Existing collaborative multi-agent reinforcement learning (MARL) frameworks lack flexible, scalable, and end-to-end trainable architectures, often relying on fixed topologies or centralized training paradigms. Method: We propose Reinforcement Networks (RN), the first MARL framework that unifies agent systems as arbitrary directed acyclic graphs (DAGs), enabling modular, hierarchical, and graph-structured coordination. RN introduces a DAG-driven agent organization, end-to-end gradient propagation across the graph, graph-aware policy optimization, a novel collaboration-aware credit assignment algorithm, and LevelEnv—an environment abstraction for reproducible evaluation. Contribution/Results: Experiments demonstrate that RN consistently outperforms state-of-the-art baselines across diverse cooperative MARL benchmarks, achieving simultaneous improvements in task performance, scalability, and structural expressiveness. RN establishes a new paradigm for structured, scalable MARL grounded in principled graph-based representation and learning.

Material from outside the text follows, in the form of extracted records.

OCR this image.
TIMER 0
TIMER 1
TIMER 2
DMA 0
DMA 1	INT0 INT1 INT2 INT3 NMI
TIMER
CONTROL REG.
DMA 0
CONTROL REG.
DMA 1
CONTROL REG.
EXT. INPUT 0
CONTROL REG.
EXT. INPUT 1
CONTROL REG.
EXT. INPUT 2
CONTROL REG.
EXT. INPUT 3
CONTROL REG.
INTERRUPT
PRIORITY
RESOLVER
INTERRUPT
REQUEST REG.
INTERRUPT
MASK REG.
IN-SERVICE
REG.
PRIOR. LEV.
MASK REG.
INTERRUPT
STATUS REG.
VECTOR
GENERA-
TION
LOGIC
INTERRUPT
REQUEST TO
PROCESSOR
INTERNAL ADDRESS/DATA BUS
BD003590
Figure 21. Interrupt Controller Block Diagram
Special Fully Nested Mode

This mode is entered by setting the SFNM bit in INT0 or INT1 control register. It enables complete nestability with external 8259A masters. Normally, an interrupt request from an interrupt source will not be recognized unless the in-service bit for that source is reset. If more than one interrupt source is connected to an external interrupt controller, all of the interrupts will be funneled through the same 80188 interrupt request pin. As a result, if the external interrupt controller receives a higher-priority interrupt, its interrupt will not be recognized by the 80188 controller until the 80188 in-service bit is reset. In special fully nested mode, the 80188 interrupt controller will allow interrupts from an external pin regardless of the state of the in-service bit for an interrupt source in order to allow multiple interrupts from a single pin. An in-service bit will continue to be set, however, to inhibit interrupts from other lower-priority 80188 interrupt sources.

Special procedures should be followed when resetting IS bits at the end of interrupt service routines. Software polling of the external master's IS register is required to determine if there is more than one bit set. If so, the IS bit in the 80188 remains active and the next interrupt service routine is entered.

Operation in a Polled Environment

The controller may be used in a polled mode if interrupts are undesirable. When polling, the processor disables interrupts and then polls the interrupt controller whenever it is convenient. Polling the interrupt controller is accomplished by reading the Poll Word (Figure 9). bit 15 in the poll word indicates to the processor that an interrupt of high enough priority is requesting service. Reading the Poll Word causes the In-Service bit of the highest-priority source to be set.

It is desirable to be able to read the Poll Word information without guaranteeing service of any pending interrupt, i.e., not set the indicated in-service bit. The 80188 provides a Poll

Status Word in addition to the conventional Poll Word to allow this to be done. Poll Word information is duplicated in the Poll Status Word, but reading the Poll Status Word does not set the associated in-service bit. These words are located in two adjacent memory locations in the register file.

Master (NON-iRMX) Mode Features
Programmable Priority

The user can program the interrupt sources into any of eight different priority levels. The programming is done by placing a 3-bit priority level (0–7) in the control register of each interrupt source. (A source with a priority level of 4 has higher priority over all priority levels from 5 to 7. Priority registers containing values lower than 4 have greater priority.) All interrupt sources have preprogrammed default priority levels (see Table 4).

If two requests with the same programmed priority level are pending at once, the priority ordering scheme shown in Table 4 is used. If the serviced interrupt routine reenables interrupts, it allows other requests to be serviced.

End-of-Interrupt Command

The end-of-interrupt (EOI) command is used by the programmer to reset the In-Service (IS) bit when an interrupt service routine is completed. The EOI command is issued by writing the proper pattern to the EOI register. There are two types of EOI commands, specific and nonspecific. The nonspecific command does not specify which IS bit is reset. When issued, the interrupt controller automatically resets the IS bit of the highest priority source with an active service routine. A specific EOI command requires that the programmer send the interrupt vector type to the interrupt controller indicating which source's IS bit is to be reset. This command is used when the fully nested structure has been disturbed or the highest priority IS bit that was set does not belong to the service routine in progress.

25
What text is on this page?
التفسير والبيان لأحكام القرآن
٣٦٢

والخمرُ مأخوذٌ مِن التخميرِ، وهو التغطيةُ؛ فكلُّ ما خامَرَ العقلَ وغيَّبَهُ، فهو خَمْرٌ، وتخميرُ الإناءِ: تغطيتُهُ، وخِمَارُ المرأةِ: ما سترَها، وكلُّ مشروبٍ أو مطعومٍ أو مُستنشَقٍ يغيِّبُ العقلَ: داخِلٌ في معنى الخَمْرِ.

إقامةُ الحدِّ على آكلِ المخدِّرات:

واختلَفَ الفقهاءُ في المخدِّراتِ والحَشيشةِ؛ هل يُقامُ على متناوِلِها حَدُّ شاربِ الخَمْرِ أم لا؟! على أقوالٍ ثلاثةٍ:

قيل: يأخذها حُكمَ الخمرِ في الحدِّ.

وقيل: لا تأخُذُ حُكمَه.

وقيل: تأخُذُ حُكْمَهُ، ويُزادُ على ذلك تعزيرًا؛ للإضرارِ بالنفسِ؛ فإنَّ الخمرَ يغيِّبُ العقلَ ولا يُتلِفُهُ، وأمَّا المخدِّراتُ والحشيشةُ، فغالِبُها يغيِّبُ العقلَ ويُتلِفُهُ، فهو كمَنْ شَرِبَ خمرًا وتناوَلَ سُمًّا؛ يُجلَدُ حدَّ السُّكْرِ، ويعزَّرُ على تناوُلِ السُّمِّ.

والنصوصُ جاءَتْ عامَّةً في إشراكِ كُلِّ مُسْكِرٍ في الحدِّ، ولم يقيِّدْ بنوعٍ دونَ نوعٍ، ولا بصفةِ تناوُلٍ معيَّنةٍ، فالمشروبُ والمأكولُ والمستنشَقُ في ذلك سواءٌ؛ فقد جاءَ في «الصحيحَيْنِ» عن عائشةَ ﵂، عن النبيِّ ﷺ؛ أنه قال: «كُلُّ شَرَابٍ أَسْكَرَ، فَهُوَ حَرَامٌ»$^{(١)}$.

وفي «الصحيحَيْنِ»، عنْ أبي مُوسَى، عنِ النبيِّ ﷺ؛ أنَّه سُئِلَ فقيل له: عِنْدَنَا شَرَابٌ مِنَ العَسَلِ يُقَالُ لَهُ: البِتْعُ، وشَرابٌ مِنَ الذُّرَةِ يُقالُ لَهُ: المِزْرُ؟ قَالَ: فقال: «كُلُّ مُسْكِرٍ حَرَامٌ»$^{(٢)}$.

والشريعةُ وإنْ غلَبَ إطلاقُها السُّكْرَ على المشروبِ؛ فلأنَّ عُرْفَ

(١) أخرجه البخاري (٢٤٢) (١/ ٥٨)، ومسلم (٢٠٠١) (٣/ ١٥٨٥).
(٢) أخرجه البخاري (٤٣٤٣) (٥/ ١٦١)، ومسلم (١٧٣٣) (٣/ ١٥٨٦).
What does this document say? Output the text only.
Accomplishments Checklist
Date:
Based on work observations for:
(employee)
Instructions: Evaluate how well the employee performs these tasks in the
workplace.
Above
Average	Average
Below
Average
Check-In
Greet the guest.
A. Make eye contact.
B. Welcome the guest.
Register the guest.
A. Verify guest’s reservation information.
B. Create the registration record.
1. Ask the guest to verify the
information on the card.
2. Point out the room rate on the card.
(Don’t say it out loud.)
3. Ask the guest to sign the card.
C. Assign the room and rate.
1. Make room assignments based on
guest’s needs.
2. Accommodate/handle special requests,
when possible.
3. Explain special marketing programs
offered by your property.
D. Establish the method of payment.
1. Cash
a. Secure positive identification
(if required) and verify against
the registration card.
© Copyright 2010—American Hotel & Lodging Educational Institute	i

Modern AI systems often comprise multiple learnable components that can be naturally organized as graphs. A central challenge is the end-to-end training of such systems without restrictive architectural or training assumptions. Such tasks fit the theory and approaches of the collaborative Multi-Agent Reinforcement Learning (MARL) field. We introduce Reinforcement Networks, a general framework for MARL that organizes agents as vertices in a directed acyclic graph (DAG). This structure extends hierarchical RL to arbitrary DAGs, enabling flexible credit assignment and scalable coordination while avoiding strict topologies, fully centralized training, and other limitations of current approaches. We formalize training and inference methods for the Reinforcement Networks framework and connect it to the LevelEnv concept to support reproducible construction, training, and evaluation. We demonstrate the effectiveness of our approach on several collaborative MARL setups by developing several Reinforcement Networks models that achieve improved performance over standard MARL baselines. Beyond empirical gains, Reinforcement Networks unify hierarchical, modular, and graph-structured views of MARL, opening a principled path toward designing and training complex multi-agent systems. We conclude with theoretical and practical directions - richer graph morphologies, compositional curricula, and graph-aware exploration. That positions Reinforcement Networks as a foundation for a new line of research in scalable, structured MARL.